Carlton Ward
Maclean August, 12, waters his horse in the Macal. (1 of 10 )
Born from the Maya Mountains and flowing toward the Caribbean Sea, the Macal River is the lifeblood of the communities along its banks. The waters nourish a rich assemblage of plant and animal species, among the rarest in Cental America, and serve the needs of local people, in settlements ranging from single-family farms to the city of San Ignacio.

Upstream from San Ignacio, near the headwaters, the Macal is the source of an environmental controversy that has drawn international attention. Fortis, a Canadian power company, plans to build a hydroelectric dam on the river. According to an environmental impact assesssment conducted by the Canadian International Development Agency, the proposed dam will flood thousands of acres of rare habitat. The resulting reservoir would cover 2.5 square miles and extend approximately 12 miles up river from the dam site, the study says.

Although the dam would only generate a relatively small amount of power, 7.3 megawatts, it could destroy extensive wildlife habitat unique to Central America, including much of the remaining range of the highly endangered scarlet macaw as well as critical jaguar habitat, opponents say.

Sharon Matola, director of the Belize Zoo and Tropical Education Center, says, "trading off millions of years of biological evolution for a hydro scheme which, at best, would last 50 years, is an environmental crime of the highest degree," according to Probe International, a Canadian public interest organization.

A recent environmental impact assessment conducted by the Natural History Museum of London advises that the dam at Chalillo should not be built because it would cause "significant and irreversible harm" to Belizean wildlife.

Beyond possibly destroying a rare natural environment, the construction of the Chalillo dam will have consequences for people living along the Macal River.

Albion Lotiff is a middle aged man, who was born on a farm beside the Macal, the same farm where his father was born before him. He lives close to the river and shares concern for its future. "If they put in another dam," says Lotiff, "you will be able to walk from San Ignacio to Chaa Creek (an distance of several miles by river)."

The new dam is not welcomed by many residents of San Ignacio and the surrounding area. "Damn the dam," says San Ignacio river guide, David Simpson, who makes his living taking eco-tourists on trips up the Macal.

This tension between conservationists and developers has polarized the debate between government officials who favor the dam and locals who oppose it. Kimo Jolly, an environmental educator at Sacred Heart Junior College in San Ignacio, lost his job as, supposedly for speaking out against the dam. And many organizations that depend on government funding have become cautious about taking an official position on the issue.

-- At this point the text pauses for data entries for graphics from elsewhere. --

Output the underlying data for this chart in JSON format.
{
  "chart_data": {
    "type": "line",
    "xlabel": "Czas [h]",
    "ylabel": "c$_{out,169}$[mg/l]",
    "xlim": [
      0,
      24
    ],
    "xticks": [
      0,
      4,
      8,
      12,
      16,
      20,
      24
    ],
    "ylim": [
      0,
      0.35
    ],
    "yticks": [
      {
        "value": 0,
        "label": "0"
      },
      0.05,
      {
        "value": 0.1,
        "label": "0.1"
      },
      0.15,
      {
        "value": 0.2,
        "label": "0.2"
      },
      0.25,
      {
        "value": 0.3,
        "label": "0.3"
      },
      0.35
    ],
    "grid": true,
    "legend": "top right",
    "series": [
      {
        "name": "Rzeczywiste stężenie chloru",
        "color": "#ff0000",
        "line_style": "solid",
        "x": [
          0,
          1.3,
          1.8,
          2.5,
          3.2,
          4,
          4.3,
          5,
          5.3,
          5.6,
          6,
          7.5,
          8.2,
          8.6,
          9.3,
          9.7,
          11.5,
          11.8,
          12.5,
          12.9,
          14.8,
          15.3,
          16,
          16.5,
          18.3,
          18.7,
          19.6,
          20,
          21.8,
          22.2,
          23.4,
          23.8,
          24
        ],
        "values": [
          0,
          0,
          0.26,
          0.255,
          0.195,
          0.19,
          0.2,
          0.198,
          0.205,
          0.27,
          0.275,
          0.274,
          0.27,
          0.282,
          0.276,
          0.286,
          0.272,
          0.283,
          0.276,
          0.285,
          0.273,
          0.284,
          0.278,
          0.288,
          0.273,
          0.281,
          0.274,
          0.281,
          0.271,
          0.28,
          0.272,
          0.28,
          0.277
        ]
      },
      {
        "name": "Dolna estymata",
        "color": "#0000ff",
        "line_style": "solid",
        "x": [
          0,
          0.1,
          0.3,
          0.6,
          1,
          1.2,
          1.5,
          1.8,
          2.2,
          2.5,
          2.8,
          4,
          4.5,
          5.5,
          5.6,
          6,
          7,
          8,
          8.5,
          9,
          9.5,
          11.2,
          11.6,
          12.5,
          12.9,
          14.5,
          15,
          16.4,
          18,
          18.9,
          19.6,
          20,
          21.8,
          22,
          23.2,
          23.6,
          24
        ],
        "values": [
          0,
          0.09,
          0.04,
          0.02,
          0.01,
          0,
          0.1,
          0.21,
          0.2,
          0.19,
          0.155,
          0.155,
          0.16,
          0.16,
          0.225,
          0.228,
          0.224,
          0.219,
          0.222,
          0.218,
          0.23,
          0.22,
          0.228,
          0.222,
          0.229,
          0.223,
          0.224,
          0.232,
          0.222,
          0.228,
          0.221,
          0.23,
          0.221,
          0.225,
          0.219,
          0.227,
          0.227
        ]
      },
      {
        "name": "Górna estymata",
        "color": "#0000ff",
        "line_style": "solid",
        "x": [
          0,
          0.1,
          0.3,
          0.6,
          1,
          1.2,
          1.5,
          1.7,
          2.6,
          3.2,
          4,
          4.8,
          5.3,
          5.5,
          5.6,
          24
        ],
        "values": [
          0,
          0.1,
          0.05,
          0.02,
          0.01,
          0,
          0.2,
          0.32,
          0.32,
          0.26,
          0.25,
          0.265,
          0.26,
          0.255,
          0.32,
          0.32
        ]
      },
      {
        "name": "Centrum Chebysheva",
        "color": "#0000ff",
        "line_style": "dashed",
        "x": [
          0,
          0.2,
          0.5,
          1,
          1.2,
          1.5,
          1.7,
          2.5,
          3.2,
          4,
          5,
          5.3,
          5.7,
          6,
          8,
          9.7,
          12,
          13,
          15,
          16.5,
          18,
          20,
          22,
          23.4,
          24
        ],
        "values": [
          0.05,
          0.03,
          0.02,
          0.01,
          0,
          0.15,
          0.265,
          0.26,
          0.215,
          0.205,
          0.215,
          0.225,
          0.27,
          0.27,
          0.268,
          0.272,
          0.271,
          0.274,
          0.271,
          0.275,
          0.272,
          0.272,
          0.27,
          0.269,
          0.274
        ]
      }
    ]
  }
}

Despite recent protests and campaigns against the dam, developers aim to start construction as early as January. The decision to do so has been largely removed from local interests and seemingly facilitated by the economics and politics of a large multinational company operating in a small developing county. Fortis, Inc. has been approved to start construction on a dam it would not be allowed to build in its native Canada. In fact, many large dams in the U.S. and Canada have been decommissioned because they are not economically or environmentally sustainable.

Patrick McCully, in his book Silenced Rivers: The Ecology and Politics of Large Dams, suggests that the motivation behind many dams is the financially lucrative construction process and the prospect of controlling natural resources, not the long-term supply of power.

Debate over the dam has recently moved to the international arena, with non-governmental organizations such as the Natural Resources Defense Council (NRDC), the Sierra Club of Canada, Probe International, and the Belize Alliance of Conservation Non Governmental Organizations. High profile figures such has Harrison Ford and Robert Kennedy Jr. have also spoken out against the dam, but Fortis has not been dissuaded.

Opponents of the dam argue that the tensions surrounding the controversy are symptomatic of globalization, where short-term interests of developers from first world countries are pitted against long-term concerns of developing nations. The imbalance in the economics and politics between developers and local stakeholders seems to favor the short-term and less sustainable route. "The people making the decisions don't understand the problems like the local people," says Lotiff, "they just say yes, yes, yes, yes."

But unlike Lotiff, many riverside residents are not even aware of the controversy surrounding their river.

Wilmer Dorado, 14, often comes to the river's edge to water his horses and swim with brothers and friends. Dorado rides his horse freely, splashing in the river at sunset. He has never heard of the proposed dam, nor the controversy surrounding it, although its fate currently rests with legislators in the nation's capital. If the dam is built, it will forever change the future of the landscape for his generation.